To generate our keystream, we need a hash function that will map the bytes of our message to a seemingly random. We will do this using the `shake256` hash function, which we can depict with $H$. This function is great because it has a variable output length, so our message can be different lengths. the `digest` function lets us choose the amount of bytes in the output keystream. We first encode our message in bytes, then convert it to a keystream of the same length.

A hash function is used here so that our final keys look indistinguishable from random, and they also remove any possible structure that could be gleamed from our message. Our function also includes input for a nonce. A nonce is important to include to patch some security holes in the algorithm, and you can read more about them in the potential issues section of the `key_exchange_basic` notebook. 

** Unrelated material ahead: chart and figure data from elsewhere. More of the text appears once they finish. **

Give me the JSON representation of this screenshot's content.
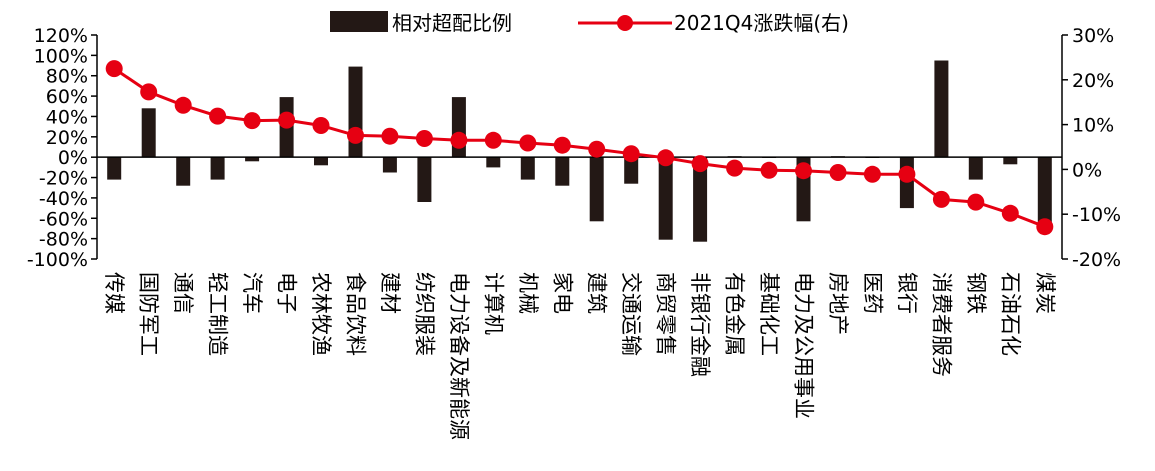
{
  "chart_data": {
    "type": "bar+line",
    "categories": [
      "传媒",
      "国防军工",
      "通信",
      "轻工制造",
      "汽车",
      "电子",
      "农林牧渔",
      "食品饮料",
      "建材",
      "纺织服装",
      "电力设备及新能源",
      "计算机",
      "机械",
      "家电",
      "建筑",
      "交通运输",
      "商贸零售",
      "非银行金融",
      "有色金属",
      "基础化工",
      "电力及公用事业",
      "房地产",
      "医药",
      "银行",
      "消费者服务",
      "钢铁",
      "石油石化",
      "煤炭"
    ],
    "series": [
      {
        "name": "相对超配比例",
        "type": "bar",
        "axis": "left",
        "color": "#231815",
        "values": [
          -22,
          48,
          -28,
          -22,
          -4,
          59,
          -8,
          89,
          -15,
          -44,
          59,
          -10,
          -22,
          -28,
          -63,
          -26,
          -81,
          -83,
          1,
          0,
          -63,
          1,
          0,
          -50,
          95,
          -22,
          -7,
          -73
        ]
      },
      {
        "name": "2021Q4涨跌幅(右)",
        "type": "line",
        "axis": "right",
        "color": "#e60012",
        "values": [
          22.5,
          17.3,
          14.3,
          11.9,
          10.9,
          11.0,
          9.8,
          7.6,
          7.4,
          6.9,
          6.5,
          6.5,
          5.9,
          5.4,
          4.5,
          3.5,
          2.6,
          1.3,
          0.3,
          -0.2,
          -0.3,
          -0.7,
          -1.1,
          -1.1,
          -6.7,
          -7.3,
          -9.8,
          -12.8
        ]
      }
    ],
    "y_left": {
      "min": -100,
      "max": 120,
      "step": 20,
      "ticks": [
        "-100%",
        "-80%",
        "-60%",
        "-40%",
        "-20%",
        "0%",
        "20%",
        "40%",
        "60%",
        "80%",
        "100%",
        "120%"
      ]
    },
    "y_right": {
      "min": -20,
      "max": 30,
      "step": 10,
      "ticks": [
        "-20%",
        "-10%",
        "0%",
        "10%",
        "20%",
        "30%"
      ]
    },
    "legend_position": "top-center",
    "grid": false
  }
}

In this algorithm, we also need to define an XOR function, which can be symbolized with this: $\oplus$. We define it on a `Base64` representation of a message and a `bytes` object, generally a `keystream`, such that when applied, it applies the XOR function bit by bit through the both objects, and it outputs a new object, also of the `bytes` type:
\begin{align}
\mathbb{B} \oplus \mathbb{Y} \rightarrow \mathbb{Y} \\
\end{align}


In [None]:
def xor_bytes(b64_bytes: bytes, keystream: bytes) -> bytes:
    return bytes(m ^ k for m, k in zip(b64_bytes, keystream))

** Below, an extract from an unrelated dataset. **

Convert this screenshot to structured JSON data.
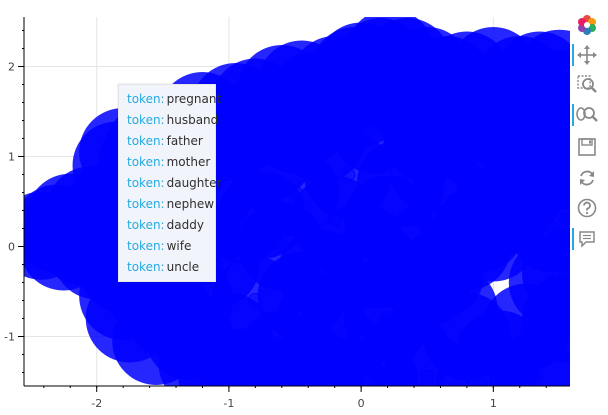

The `zip` function above is used to loop over the two `bytes` objects simultaneously. 

### HMAC

Lastly are our `MAC` functions, which are essential for ensuring that our messages are not tampered with in transit. A more in depth explanation about their necessity is in the potential issues section of the `key_exchange_basic` notebook. 

This first function, `create_mac`, is used to create a MAC object from our `keystream`, our message as a `bytes` object with the nonce added to it, call it `message_blob`, and a hashing function to use, which in this case is the `sha256` algorithm:

$$
\begin{align*}
\text{HMAC}_{\text{keystream}}(\text{message}\_ \text{blob}) 
&= H\left((\text{keystream} \oplus \text{opad}) \,\|\, \right. \\
&\quad \left. H((\text{keystream} \oplus \text{ipad}) \,\|\, \text{message}\_  \text{blob})\right)
\end{align*}
$$

Where:

- \( H \): cryptographic hash function (e.g., SHA-256)
- \( K' \): the key \( K \), padded or truncated to the block size (typically 64 bytes)
- \( opad \): outer padding (`0x5c` repeated to block size)
- \( ipad \): inner padding (`0x36` repeated to block size)
- \( $\oplus$ \): byte-wise XOR
- \( $ \| $ \): byte concatenation

HMAC ensures both **message integrity** and **authenticity**.

What this HMAC function does:

1. **Prepare the key**:
   - If \( K \) is longer than the block size, hash it: \( K' = H(K) \)
   - If shorter, pad with zero bytes to the block size

2. **Inner hash**:
   - \( \text{inner} = H((K' \oplus \text{ipad}) \,\|\, M) \)

3. **Outer hash**:
   - \( \text{HMAC}_K(M) = H((K' \oplus \text{opad}) \,\|\, \text{inner}) \)

This construction prevents length-extension attacks and is secure even if \( H \) itself has certain weaknesses.


In [None]:
def create_mac(key_bytes: bytes, blob: bytes):
    return hmac.new(key_bytes, blob, hashlib.sha256).hexdigest()

def verify_mac(secret_bytes: bytes, data: bytes, mac: str) -> bool:
    return hmac.compare_digest(create_mac(secret_bytes, data), mac)

The `hexdigest` function returns our `HMAC` in a 64 character hexadecimal output. 

The `verify_mac` function simply compares the `HMAC` created on the local machine to the one received from the sender to make sure they match.

All of these functions are essential in creating a readable, concise description of our key exchange algorithm.